From a performance perspective, the solution has some shortcomings, but these can be improved in future versions. In order to calculate the account balance, iteration through all transactions in all blocks is required, which introduces additional time overhead. Extra time is also introduced for data synchronization and HTTP request handling. In addition, parallel block mining is not supported in the current concept (each node starts with a nonce equal to 0). However, these problems do not significantly affect the solution’s usability. Additionally, some security issues require further clarification. One of them is transaction verification. In our approach, transactions in synchronized blocks are not verified. This means that a potentially malicious node can, for example, receive a higher reward if it is the first to mine a block. In addition, the assumption of openness of transactions can be considered both an advantage and a disadvantage (depending on your point of view).

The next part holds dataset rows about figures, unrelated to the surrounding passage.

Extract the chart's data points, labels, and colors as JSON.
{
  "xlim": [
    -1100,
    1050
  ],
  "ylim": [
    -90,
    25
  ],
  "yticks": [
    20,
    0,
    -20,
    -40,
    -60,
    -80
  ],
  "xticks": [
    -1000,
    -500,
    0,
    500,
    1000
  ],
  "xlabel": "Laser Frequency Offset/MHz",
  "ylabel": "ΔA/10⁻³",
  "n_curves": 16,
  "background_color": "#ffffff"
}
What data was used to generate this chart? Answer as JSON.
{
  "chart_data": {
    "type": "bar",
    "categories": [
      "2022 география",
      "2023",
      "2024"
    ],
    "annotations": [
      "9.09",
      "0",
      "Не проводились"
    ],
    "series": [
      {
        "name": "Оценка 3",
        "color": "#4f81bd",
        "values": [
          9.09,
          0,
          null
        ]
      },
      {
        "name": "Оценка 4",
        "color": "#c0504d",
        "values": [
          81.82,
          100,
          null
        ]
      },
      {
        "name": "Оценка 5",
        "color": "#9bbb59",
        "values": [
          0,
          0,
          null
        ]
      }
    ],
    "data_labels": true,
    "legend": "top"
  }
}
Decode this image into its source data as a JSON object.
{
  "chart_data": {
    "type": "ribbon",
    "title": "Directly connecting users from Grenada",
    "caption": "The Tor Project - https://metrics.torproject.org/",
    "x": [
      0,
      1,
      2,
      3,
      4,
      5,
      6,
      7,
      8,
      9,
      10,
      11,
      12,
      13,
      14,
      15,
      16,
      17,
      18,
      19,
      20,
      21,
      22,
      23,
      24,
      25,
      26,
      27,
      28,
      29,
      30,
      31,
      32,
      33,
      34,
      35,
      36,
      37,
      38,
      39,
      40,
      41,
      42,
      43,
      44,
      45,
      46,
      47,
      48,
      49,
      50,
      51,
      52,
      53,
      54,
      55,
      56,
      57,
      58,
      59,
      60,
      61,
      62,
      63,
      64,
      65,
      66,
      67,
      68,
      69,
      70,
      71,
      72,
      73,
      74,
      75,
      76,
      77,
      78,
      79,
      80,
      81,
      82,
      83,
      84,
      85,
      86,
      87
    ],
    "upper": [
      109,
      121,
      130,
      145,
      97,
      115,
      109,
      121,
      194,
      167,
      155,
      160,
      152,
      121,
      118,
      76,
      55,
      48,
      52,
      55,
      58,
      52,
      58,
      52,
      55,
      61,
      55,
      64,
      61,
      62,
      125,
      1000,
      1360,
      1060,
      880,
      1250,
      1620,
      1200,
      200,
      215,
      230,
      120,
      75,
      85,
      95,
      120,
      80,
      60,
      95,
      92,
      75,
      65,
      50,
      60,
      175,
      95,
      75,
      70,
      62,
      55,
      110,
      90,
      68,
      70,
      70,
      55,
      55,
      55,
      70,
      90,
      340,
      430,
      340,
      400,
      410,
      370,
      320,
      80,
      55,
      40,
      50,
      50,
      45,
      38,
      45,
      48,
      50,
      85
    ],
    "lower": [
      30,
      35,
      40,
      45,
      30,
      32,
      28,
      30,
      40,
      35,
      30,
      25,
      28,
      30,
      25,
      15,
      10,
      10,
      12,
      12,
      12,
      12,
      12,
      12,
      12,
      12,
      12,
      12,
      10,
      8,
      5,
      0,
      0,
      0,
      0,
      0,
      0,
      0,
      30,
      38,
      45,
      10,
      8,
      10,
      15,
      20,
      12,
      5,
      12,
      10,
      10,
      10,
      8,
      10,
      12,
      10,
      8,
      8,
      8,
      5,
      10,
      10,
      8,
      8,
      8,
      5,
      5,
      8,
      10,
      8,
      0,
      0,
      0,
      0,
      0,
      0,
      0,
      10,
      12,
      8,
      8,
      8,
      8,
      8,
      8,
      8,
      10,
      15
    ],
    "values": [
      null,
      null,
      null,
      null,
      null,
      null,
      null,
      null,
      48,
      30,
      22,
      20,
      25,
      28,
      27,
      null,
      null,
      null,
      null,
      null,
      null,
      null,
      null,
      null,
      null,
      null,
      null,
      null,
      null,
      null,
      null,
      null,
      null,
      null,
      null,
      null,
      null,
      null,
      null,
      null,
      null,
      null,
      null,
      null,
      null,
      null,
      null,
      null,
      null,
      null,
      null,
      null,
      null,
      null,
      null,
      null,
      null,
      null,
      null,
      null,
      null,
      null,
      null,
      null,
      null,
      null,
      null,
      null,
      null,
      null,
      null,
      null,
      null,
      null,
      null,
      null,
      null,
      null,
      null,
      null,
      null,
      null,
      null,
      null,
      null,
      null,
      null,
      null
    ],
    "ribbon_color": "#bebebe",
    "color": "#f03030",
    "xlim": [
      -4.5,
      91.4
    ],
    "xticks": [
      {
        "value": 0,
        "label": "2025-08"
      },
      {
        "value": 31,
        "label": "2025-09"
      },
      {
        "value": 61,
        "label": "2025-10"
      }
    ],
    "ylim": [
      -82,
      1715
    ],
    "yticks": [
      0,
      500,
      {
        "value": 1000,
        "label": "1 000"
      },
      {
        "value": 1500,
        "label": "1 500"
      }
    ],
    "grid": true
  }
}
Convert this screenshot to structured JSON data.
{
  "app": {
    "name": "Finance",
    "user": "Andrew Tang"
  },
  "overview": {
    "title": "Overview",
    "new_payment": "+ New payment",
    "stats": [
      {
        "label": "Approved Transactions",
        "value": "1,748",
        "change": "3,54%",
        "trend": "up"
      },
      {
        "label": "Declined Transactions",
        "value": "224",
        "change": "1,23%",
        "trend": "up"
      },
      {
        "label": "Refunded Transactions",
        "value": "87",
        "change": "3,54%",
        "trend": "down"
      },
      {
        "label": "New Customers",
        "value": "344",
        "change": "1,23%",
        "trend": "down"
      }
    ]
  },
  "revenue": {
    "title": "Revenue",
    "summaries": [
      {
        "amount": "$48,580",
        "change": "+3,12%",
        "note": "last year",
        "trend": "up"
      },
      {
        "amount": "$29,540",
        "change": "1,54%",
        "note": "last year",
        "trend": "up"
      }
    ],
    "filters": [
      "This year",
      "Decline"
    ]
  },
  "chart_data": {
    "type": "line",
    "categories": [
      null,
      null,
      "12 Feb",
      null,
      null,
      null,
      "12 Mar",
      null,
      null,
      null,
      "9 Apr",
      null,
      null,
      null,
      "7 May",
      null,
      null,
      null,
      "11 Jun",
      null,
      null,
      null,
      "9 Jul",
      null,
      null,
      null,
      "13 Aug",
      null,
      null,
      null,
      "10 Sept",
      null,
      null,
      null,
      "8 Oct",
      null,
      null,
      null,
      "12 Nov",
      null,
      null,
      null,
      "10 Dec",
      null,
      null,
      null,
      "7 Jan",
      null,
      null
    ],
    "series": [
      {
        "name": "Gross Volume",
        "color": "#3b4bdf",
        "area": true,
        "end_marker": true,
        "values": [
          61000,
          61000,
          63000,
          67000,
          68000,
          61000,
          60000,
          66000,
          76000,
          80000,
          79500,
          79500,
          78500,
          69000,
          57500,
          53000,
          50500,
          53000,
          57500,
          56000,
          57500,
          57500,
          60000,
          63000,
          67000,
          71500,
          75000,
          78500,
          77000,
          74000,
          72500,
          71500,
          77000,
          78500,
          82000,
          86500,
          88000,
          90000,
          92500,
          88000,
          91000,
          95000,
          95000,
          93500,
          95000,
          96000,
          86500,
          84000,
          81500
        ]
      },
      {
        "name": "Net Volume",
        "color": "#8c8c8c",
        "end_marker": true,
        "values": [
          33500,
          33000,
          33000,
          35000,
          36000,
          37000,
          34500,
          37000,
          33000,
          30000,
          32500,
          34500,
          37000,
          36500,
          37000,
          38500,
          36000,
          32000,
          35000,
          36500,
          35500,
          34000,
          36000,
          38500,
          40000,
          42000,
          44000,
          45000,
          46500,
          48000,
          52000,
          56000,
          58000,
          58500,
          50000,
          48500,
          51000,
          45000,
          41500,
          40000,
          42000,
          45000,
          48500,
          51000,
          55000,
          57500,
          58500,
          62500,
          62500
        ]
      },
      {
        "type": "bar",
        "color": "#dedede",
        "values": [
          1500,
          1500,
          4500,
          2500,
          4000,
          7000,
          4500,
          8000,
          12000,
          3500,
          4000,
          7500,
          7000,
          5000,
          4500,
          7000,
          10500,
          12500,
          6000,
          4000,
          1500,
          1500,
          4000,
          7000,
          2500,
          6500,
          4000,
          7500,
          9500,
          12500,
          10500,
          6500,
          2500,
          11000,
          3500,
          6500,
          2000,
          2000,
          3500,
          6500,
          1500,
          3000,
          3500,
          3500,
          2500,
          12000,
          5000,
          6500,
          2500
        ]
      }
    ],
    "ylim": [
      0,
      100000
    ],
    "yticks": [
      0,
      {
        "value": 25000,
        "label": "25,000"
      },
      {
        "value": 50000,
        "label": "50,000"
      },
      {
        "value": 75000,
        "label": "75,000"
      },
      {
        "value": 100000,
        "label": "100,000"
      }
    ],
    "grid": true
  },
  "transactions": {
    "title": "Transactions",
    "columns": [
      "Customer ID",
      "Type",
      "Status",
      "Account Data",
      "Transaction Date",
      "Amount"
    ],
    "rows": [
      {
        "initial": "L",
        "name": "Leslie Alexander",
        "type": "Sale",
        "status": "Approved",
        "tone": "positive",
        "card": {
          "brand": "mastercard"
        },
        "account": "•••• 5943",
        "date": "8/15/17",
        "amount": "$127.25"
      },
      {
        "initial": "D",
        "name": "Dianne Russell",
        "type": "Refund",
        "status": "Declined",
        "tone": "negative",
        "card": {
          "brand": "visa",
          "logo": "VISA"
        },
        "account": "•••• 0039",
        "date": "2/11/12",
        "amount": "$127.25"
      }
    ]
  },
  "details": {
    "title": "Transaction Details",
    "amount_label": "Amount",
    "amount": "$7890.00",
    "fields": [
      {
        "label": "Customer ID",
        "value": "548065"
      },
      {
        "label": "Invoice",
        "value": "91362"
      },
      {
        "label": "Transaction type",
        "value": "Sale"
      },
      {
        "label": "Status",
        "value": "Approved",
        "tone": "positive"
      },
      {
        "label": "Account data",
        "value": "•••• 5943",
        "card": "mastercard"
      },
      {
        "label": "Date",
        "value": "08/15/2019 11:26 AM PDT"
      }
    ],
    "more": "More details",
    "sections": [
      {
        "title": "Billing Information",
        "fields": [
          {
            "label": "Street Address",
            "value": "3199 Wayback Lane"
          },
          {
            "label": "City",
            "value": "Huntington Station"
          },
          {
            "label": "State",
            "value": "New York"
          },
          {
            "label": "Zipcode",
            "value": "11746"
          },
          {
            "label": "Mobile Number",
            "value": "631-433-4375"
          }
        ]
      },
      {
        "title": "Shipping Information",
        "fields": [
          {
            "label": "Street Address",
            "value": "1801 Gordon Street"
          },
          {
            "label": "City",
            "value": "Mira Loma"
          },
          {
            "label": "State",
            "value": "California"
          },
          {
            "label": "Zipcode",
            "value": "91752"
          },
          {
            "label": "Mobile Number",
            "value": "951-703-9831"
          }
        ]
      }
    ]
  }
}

As befits a Proof-of-Concept solution, testing was not conducted in a production environment. The tests and simulations provided have attempted to replicate real-world usage conditions as closely as possible. However, some factors cannot be predicted, so only the deployment of the presented platform will allow detecting potential bugs and carrying out improvements. For example, the proposed reward system may need to be balanced better, or the connection protocols used may require some optimizations.

7. Conclusions and Future Works

Overpopulation, pollution, fossil fuel consumption, and deforestation are ways humans influence the physical environment. These changes have caused climate change, soil erosion, poor air quality, and undrinkable water. A negative impact on human behavior can lead to mass migrations or battles over clean water. It depends on us what our planet will look like. The main aim of this article was to present a blockchain-based concept for monitoring the plastic bottle recycling process. The requirements for the solution were simplicity of code (compared to currently used platforms such as Ethereum) and decentralization, implementing a failover approach in case of node failures. Both performance and security tests confirm that the solution can be used for the previously mentioned purposes. The solution also has some limitations, which are discussed in the Discussions section. This limitation may be removed in the following software versions. Therefore, we will focus on introducing dynamic PoW difficulty levels and parallel block mining (mining pools) in future work. In addition, we plan to introduce transaction verification during the synchronization of already mined blocks.